Energy meters are installed in all residential and industrial units to show how much energy is consumed by the users. However, with the exception of a few new versions, these meters do not display the power (watts). All energy meters flash an LED at a predetermined rate known as the impulse rate during measurement. 6,400 impulses/kWh, 3,200 impulses/kWh, and so on are common flash rates. The power can easily be determined using the flash rate and some math. Presented here is a handy optical wattmeter circuit to calculate the power consumed with the help of the pulsing LED light of the energy meter and show it.
Circuit and working
Figure 1 shows the optical wattmeter’s circuit diagram. Arduino Nano board (Board1), 162 LCD display LCD1, NPN transistor BC547 (T1), and photo-transistor L14F1 are included in the circuit (T2).

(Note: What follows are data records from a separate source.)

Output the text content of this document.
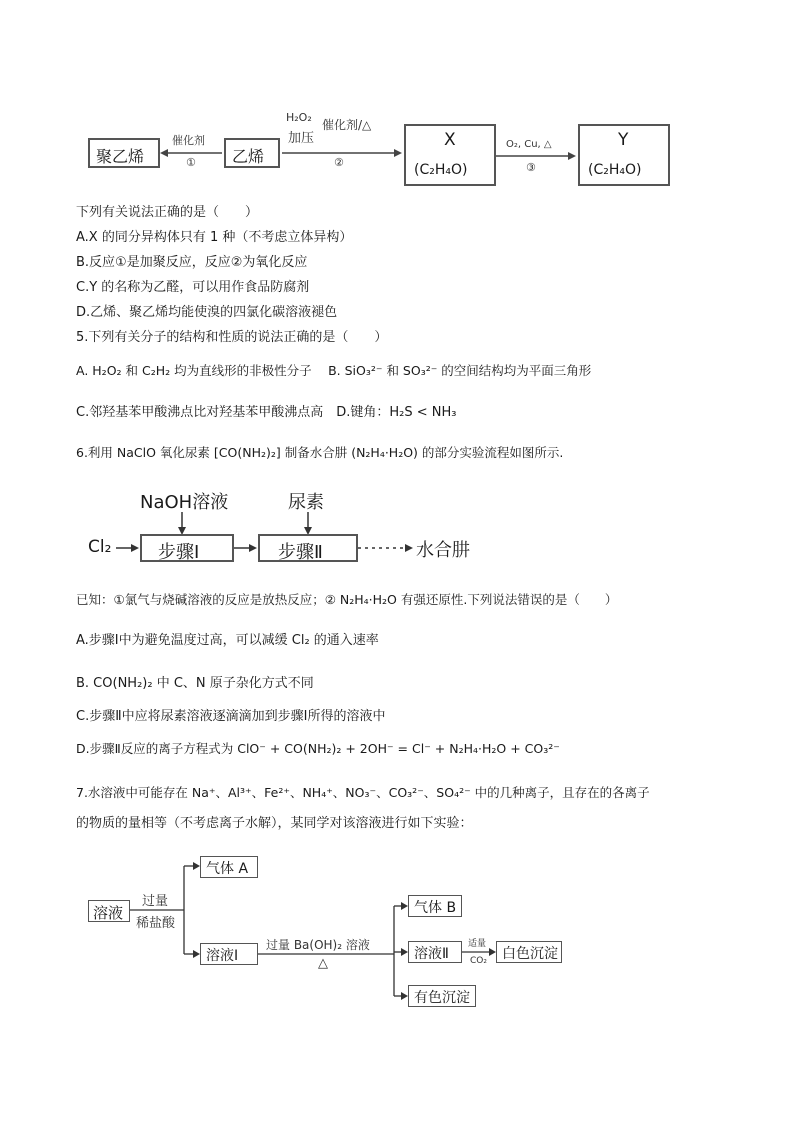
聚乙烯
催化剂
① 乙烯
H₂O₂
加压
催化剂/△
②
X
(C₂H₄O)
O₂, Cu, △
③
Y
(C₂H₄O)
下列有关说法正确的是（　　）
A.X 的同分异构体只有 1 种（不考虑立体异构）
B.反应①是加聚反应，反应②为氧化反应
C.Y 的名称为乙醛，可以用作食品防腐剂
D.乙烯、聚乙烯均能使溴的四氯化碳溶液褪色
5.下列有关分子的结构和性质的说法正确的是（　　）
A. H₂O₂ 和 C₂H₂ 均为直线形的非极性分子　 B. SiO₃²⁻ 和 SO₃²⁻ 的空间结构均为平面三角形
C.邻羟基苯甲酸沸点比对羟基苯甲酸沸点高　D.键角：H₂S < NH₃
6.利用 NaClO 氧化尿素 [CO(NH₂)₂] 制备水合肼 (N₂H₄·H₂O) 的部分实验流程如图所示.
NaOH溶液	尿素
Cl₂	步骤Ⅰ	步骤Ⅱ	水合肼
已知：①氯气与烧碱溶液的反应是放热反应；② N₂H₄·H₂O 有强还原性.下列说法错误的是（　　）
A.步骤Ⅰ中为避免温度过高，可以减缓 Cl₂ 的通入速率
B. CO(NH₂)₂ 中 C、N 原子杂化方式不同
C.步骤Ⅱ中应将尿素溶液逐滴滴加到步骤Ⅰ所得的溶液中
D.步骤Ⅱ反应的离子方程式为 ClO⁻ + CO(NH₂)₂ + 2OH⁻ = Cl⁻ + N₂H₄·H₂O + CO₃²⁻
7.水溶液中可能存在 Na⁺、Al³⁺、Fe²⁺、NH₄⁺、NO₃⁻、CO₃²⁻、SO₄²⁻ 中的几种离子，且存在的各离子
的物质的量相等（不考虑离子水解），某同学对该溶液进行如下实验：
溶液
过量
稀盐酸
气体 A
溶液Ⅰ
过量 Ba(OH)₂ 溶液
△
气体 B
溶液Ⅱ
适量
CO₂ 白色沉淀
有色沉淀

When the LED light from the energy meter falls on photo-transistor T2, it conducts, activating transistor T1. The Arduino board’s first interrupt pin (pin D2) receives the pulse available at T1’s collector. With the help of software, the Arduino calculates the amount of power spent in watts, which is displayed on the LCD display at the same time.
Software
The Arduino Nano board is programmed using the Arduino IDE to compile and upload the program OpticalWattmeter.info. Select the appropriate board from the Board->Tools menu in the Arduino IDE, then COM port and upload the program using the computer’s standard USB port.
Due to the use of the millis library, there may be some variation in the wattage readings. If a more precise result is required, replace the resonator in the Arduino board with an ATmega328 chip with an external crystal and use the inbuilt hardware timer.
Construction and testing
An actual-size PCB for optical wattmeter is shown in Fig. 2 and its component layout in Fig. 3. After assembling the circuit on PCB, enclose it in a suitable plastic box.
Before mounting the Arduino on PCB, do not forget to upload the program on Arduino Nano board. Install photo-transistor L14F1 on the front panel such that it can capture the blinking LED light from energy meter.
This circuit was created for a 6400 impulses/kWh energy meter. This is something that can be adjusted in the program.
This circuit simply requires a single-phase supply. The circuit can be customized with a small OLED display and fitted inside an enclosure similar to that of a non-contact thermometer due to the low component count (Fig. 5).